Additional educational goals were delivered through craft-based curriculum and workshops led by local artists and educators like natural plant dying, boogie dance workshops, and meditation guidance. These workshops also served as program prototypes to guide future stewardship once construction of the project is completed—the community gained insight for a culture and arts enrichment program to come.




Project timelines were intentionally aligned for both the Sleepy Lagoon Memorial construction renovation of Maywood Riverfront Park, designed by SALT Landscape Architects in collaboration with Indigenous designers from Tawaw Architecture Collective. Tawaw were responsible for translating narratives from the Sacred Places Institute for Indigenous Peoples culture bearers into design concepts that could be transferred into spatial programming and materials.
Moving forward, the art elements developed during this planning process will be fabricated and installed by the same artists that designed the original concept. In addition to design and construction of the memorial, the project will support arts and cultural programming of the Sleepy Lagoon Memorial to highlight community resiliency and the community’s rights of nature and water. Partners will embark on a planning process for the long-term stewardship of the memorial by establishing a governance structure which will be inclusively defined by all stakeholders.
The Sleepy Lagoon Memorial’s visioning and all of the collective narratives shared through extensive community engagement workshops were only possible by our partnerships with the many community-based organizations such as East Yard Communities for Environmental Justice, Communities for A Better Environment, Sacred Places Institute for Indigenous People, Mapache City Projects and support from the City of Maywood. It is through these partnerships that outreach was successfully conducted through different organizational memberships and community support was built. LANLT is positioned to extend capacity to city agencies to be able to manage construction implementation and funding while ensuring that engagement remains a core focus of the development project. LANLT’s development model supports a structure where community-based organizations can drive planning, visioning, and design of priorities engaging the broader community members for an authentic community-driven development process.

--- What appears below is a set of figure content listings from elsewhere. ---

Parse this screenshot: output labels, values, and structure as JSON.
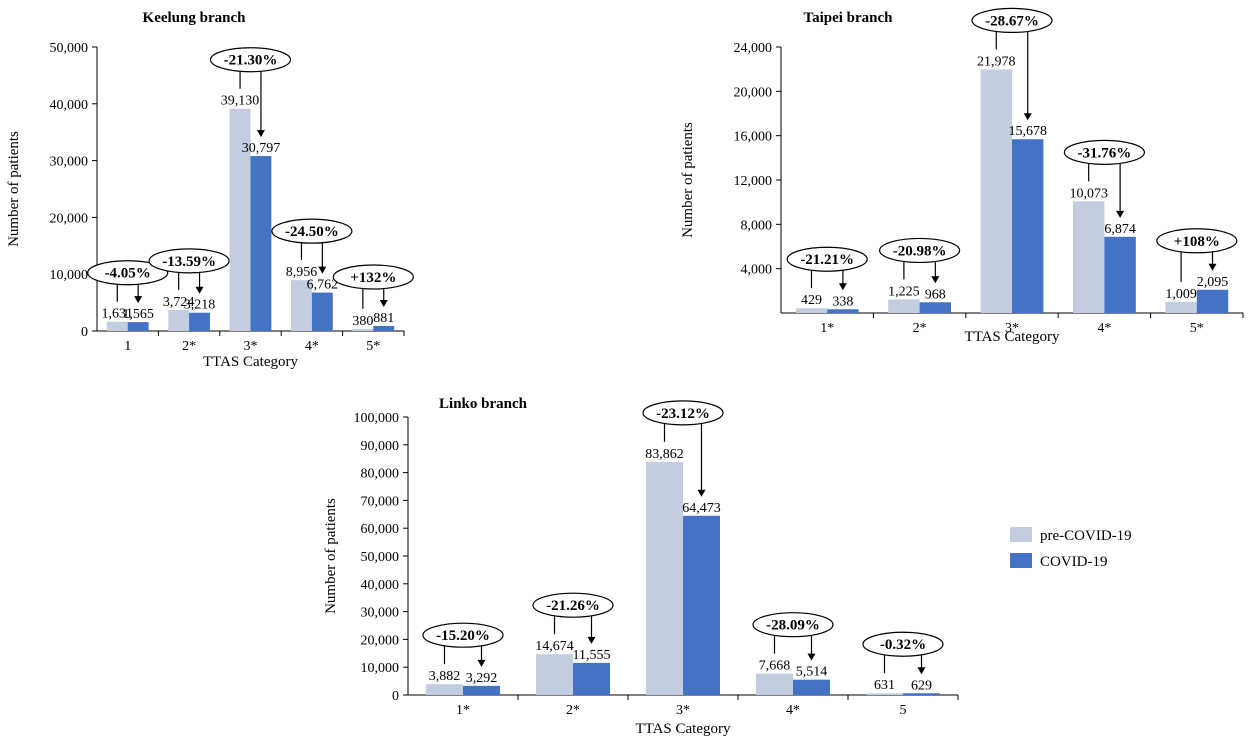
{
  "colors": {
    "pre": "#c2cee0",
    "covid": "#4472c4"
  },
  "legend": {
    "pre_label": "pre-COVID-19",
    "covid_label": "COVID-19"
  },
  "chart_data": [
    {
      "type": "bar",
      "title": "Keelung branch",
      "xlabel": "TTAS Category",
      "ylabel": "Number of patients",
      "ylim": [
        0,
        50000
      ],
      "yticks": [
        "0",
        "10,000",
        "20,000",
        "30,000",
        "40,000",
        "50,000"
      ],
      "categories": [
        "1",
        "2*",
        "3*",
        "4*",
        "5*"
      ],
      "series": [
        {
          "name": "pre-COVID-19",
          "values": [
            1631,
            3724,
            39130,
            8956,
            380
          ],
          "labels": [
            "1,631",
            "3,724",
            "39,130",
            "8,956",
            "380"
          ]
        },
        {
          "name": "COVID-19",
          "values": [
            1565,
            3218,
            30797,
            6762,
            881
          ],
          "labels": [
            "1,565",
            "3,218",
            "30,797",
            "6,762",
            "881"
          ]
        }
      ],
      "changes": [
        "-4.05%",
        "-13.59%",
        "-21.30%",
        "-24.50%",
        "+132%"
      ]
    },
    {
      "type": "bar",
      "title": "Taipei branch",
      "xlabel": "TTAS Category",
      "ylabel": "Number of patients",
      "ylim": [
        0,
        24000
      ],
      "yticks": [
        "4,000",
        "8,000",
        "12,000",
        "16,000",
        "20,000",
        "24,000"
      ],
      "categories": [
        "1*",
        "2*",
        "3*",
        "4*",
        "5*"
      ],
      "series": [
        {
          "name": "pre-COVID-19",
          "values": [
            429,
            1225,
            21978,
            10073,
            1009
          ],
          "labels": [
            "429",
            "1,225",
            "21,978",
            "10,073",
            "1,009"
          ]
        },
        {
          "name": "COVID-19",
          "values": [
            338,
            968,
            15678,
            6874,
            2095
          ],
          "labels": [
            "338",
            "968",
            "15,678",
            "6,874",
            "2,095"
          ]
        }
      ],
      "changes": [
        "-21.21%",
        "-20.98%",
        "-28.67%",
        "-31.76%",
        "+108%"
      ]
    },
    {
      "type": "bar",
      "title": "Linko branch",
      "xlabel": "TTAS Category",
      "ylabel": "Number of patients",
      "ylim": [
        0,
        100000
      ],
      "yticks": [
        "0",
        "10,000",
        "20,000",
        "30,000",
        "40,000",
        "50,000",
        "60,000",
        "70,000",
        "80,000",
        "90,000",
        "100,000"
      ],
      "categories": [
        "1*",
        "2*",
        "3*",
        "4*",
        "5"
      ],
      "series": [
        {
          "name": "pre-COVID-19",
          "values": [
            3882,
            14674,
            83862,
            7668,
            631
          ],
          "labels": [
            "3,882",
            "14,674",
            "83,862",
            "7,668",
            "631"
          ]
        },
        {
          "name": "COVID-19",
          "values": [
            3292,
            11555,
            64473,
            5514,
            629
          ],
          "labels": [
            "3,292",
            "11,555",
            "64,473",
            "5,514",
            "629"
          ]
        }
      ],
      "changes": [
        "-15.20%",
        "-21.26%",
        "-23.12%",
        "-28.09%",
        "-0.32%"
      ]
    }
  ]
}
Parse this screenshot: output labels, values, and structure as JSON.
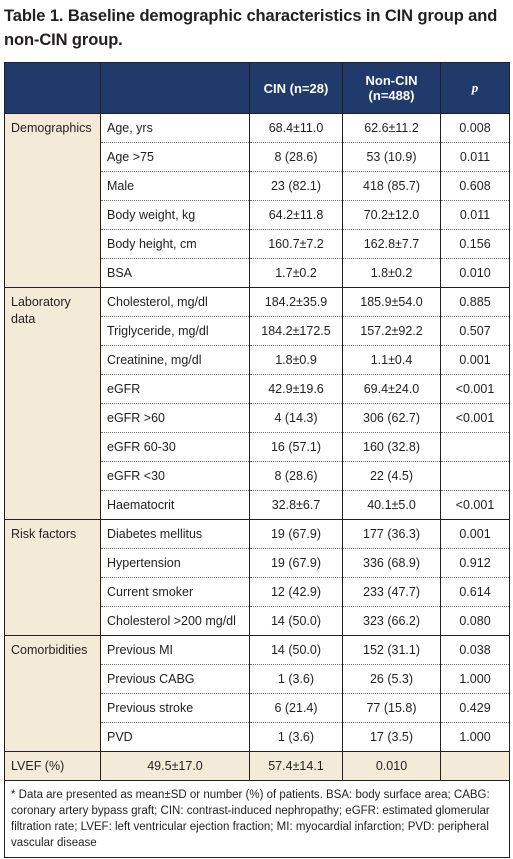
{
  "caption": "Table 1. Baseline demographic characteristics in CIN group and non-CIN group.",
  "header": {
    "col0": "",
    "col1": "",
    "cin": "CIN (n=28)",
    "noncin_line1": "Non-CIN",
    "noncin_line2": "(n=488)",
    "p": "p"
  },
  "groups": [
    {
      "name": "Demographics",
      "rows": [
        {
          "label": "Age, yrs",
          "cin": "68.4±11.0",
          "noncin": "62.6±11.2",
          "p": "0.008"
        },
        {
          "label": "Age >75",
          "cin": "8 (28.6)",
          "noncin": "53 (10.9)",
          "p": "0.011"
        },
        {
          "label": "Male",
          "cin": "23 (82.1)",
          "noncin": "418 (85.7)",
          "p": "0.608"
        },
        {
          "label": "Body weight, kg",
          "cin": "64.2±11.8",
          "noncin": "70.2±12.0",
          "p": "0.011"
        },
        {
          "label": "Body height, cm",
          "cin": "160.7±7.2",
          "noncin": "162.8±7.7",
          "p": "0.156"
        },
        {
          "label": "BSA",
          "cin": "1.7±0.2",
          "noncin": "1.8±0.2",
          "p": "0.010"
        }
      ]
    },
    {
      "name": "Laboratory data",
      "rows": [
        {
          "label": "Cholesterol, mg/dl",
          "cin": "184.2±35.9",
          "noncin": "185.9±54.0",
          "p": "0.885"
        },
        {
          "label": "Triglyceride, mg/dl",
          "cin": "184.2±172.5",
          "noncin": "157.2±92.2",
          "p": "0.507"
        },
        {
          "label": "Creatinine, mg/dl",
          "cin": "1.8±0.9",
          "noncin": "1.1±0.4",
          "p": "0.001"
        },
        {
          "label": "eGFR",
          "cin": "42.9±19.6",
          "noncin": "69.4±24.0",
          "p": "<0.001"
        },
        {
          "label": "eGFR >60",
          "cin": "4 (14.3)",
          "noncin": "306 (62.7)",
          "p": "<0.001"
        },
        {
          "label": "eGFR 60-30",
          "cin": "16 (57.1)",
          "noncin": "160 (32.8)",
          "p": ""
        },
        {
          "label": "eGFR <30",
          "cin": "8 (28.6)",
          "noncin": "22 (4.5)",
          "p": ""
        },
        {
          "label": "Haematocrit",
          "cin": "32.8±6.7",
          "noncin": "40.1±5.0",
          "p": "<0.001"
        }
      ]
    },
    {
      "name": "Risk factors",
      "rows": [
        {
          "label": "Diabetes mellitus",
          "cin": "19 (67.9)",
          "noncin": "177 (36.3)",
          "p": "0.001"
        },
        {
          "label": "Hypertension",
          "cin": "19 (67.9)",
          "noncin": "336 (68.9)",
          "p": "0.912"
        },
        {
          "label": "Current smoker",
          "cin": "12 (42.9)",
          "noncin": "233 (47.7)",
          "p": "0.614"
        },
        {
          "label": "Cholesterol >200 mg/dl",
          "cin": "14 (50.0)",
          "noncin": "323 (66.2)",
          "p": "0.080"
        }
      ]
    },
    {
      "name": "Comorbidities",
      "rows": [
        {
          "label": "Previous MI",
          "cin": "14 (50.0)",
          "noncin": "152 (31.1)",
          "p": "0.038"
        },
        {
          "label": "Previous CABG",
          "cin": "1 (3.6)",
          "noncin": "26 (5.3)",
          "p": "1.000"
        },
        {
          "label": "Previous stroke",
          "cin": "6 (21.4)",
          "noncin": "77 (15.8)",
          "p": "0.429"
        },
        {
          "label": "PVD",
          "cin": "1 (3.6)",
          "noncin": "17 (3.5)",
          "p": "1.000"
        }
      ]
    }
  ],
  "lvef_row": {
    "label": "LVEF (%)",
    "c1": "49.5±17.0",
    "c2": "57.4±14.1",
    "c3": "0.010",
    "c4": ""
  },
  "footnote": "* Data are presented as mean±SD or number (%) of patients. BSA: body surface area; CABG: coronary artery bypass graft; CIN: contrast-induced nephropathy; eGFR: estimated glomerular filtration rate; LVEF: left ventricular ejection fraction; MI: myocardial infarction; PVD: peripheral vascular disease",
  "colors": {
    "header_bg": "#1f3a6b",
    "group_bg": "#f3ead8",
    "text": "#231f20"
  }
}
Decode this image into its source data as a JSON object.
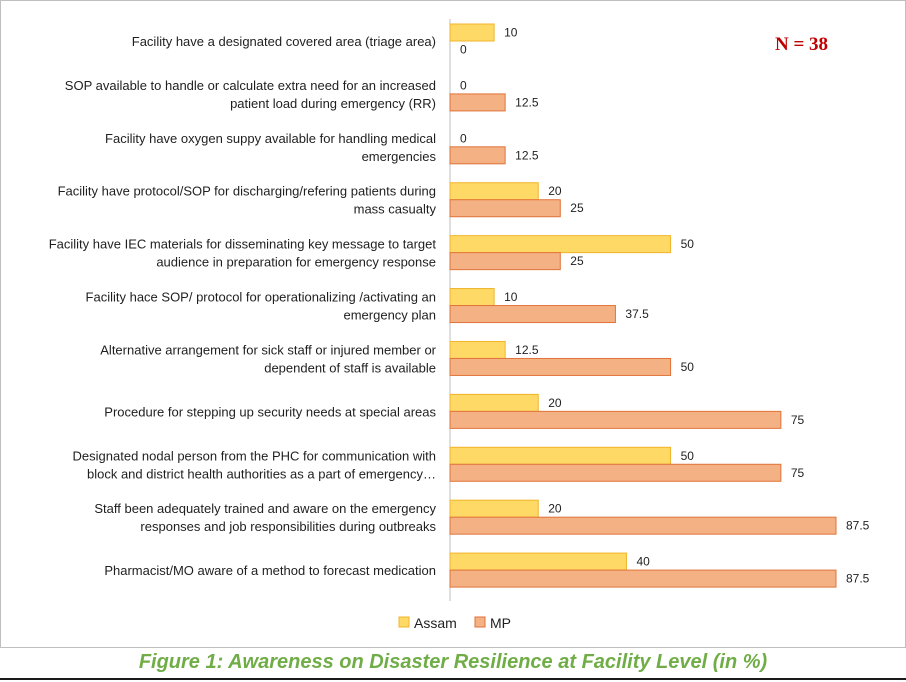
{
  "chart_data": {
    "type": "bar",
    "orientation": "horizontal",
    "categories": [
      [
        "Facility have a designated covered area (triage area)"
      ],
      [
        "SOP available to handle or calculate extra need for an increased",
        "patient load during emergency (RR)"
      ],
      [
        "Facility have oxygen suppy available for handling medical",
        "emergencies"
      ],
      [
        "Facility have protocol/SOP for discharging/refering patients during",
        "mass casualty"
      ],
      [
        "Facility have IEC materials for disseminating key message to target",
        "audience in preparation for emergency response"
      ],
      [
        "Facility hace SOP/ protocol for operationalizing /activating an",
        "emergency plan"
      ],
      [
        "Alternative arrangement for sick staff or injured member or",
        "dependent of staff is available"
      ],
      [
        "Procedure for stepping up security needs at special areas"
      ],
      [
        "Designated nodal person from the PHC for communication with",
        "block and district health authorities as a part of emergency…"
      ],
      [
        "Staff been adequately trained and aware on the emergency",
        "responses and job responsibilities during outbreaks"
      ],
      [
        "Pharmacist/MO aware of a method to forecast medication"
      ]
    ],
    "series": [
      {
        "name": "Assam",
        "color": "#FFD966",
        "stroke": "#F0B429",
        "values": [
          10,
          0,
          0,
          20,
          50,
          10,
          12.5,
          20,
          50,
          20,
          40
        ]
      },
      {
        "name": "MP",
        "color": "#F4B183",
        "stroke": "#E0733A",
        "values": [
          0,
          12.5,
          12.5,
          25,
          25,
          37.5,
          50,
          75,
          75,
          87.5,
          87.5
        ]
      }
    ],
    "xlim": [
      0,
      87.5
    ],
    "grid": false,
    "legend": "bottom-center",
    "annotation": "N = 38",
    "annotation_color": "#C00000"
  },
  "caption": "Figure 1: Awareness on Disaster Resilience at Facility Level (in %)",
  "caption_color": "#70AD47"
}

Adriana García So, PLA, is a project manager for the Los Angeles Neighborhood Land Trust (LANLT), where she facilitates community-driven planning for parks and implements multibenefit green infrastructure projects in under-resourced communities. With a background in community engagement and landscape architecture, she approaches her work with an understanding of inclusivity and aims to center environmental justice through community-led projects and crafted spaces focused on user experience. Prior to joining LANLT, Adriana worked for private practice landscape architecture firms in Los Angeles for eight years. She holds a Bachelor of Science in Landscape Architecture from Cal Poly Pomona and is a licensed Landscape Architect.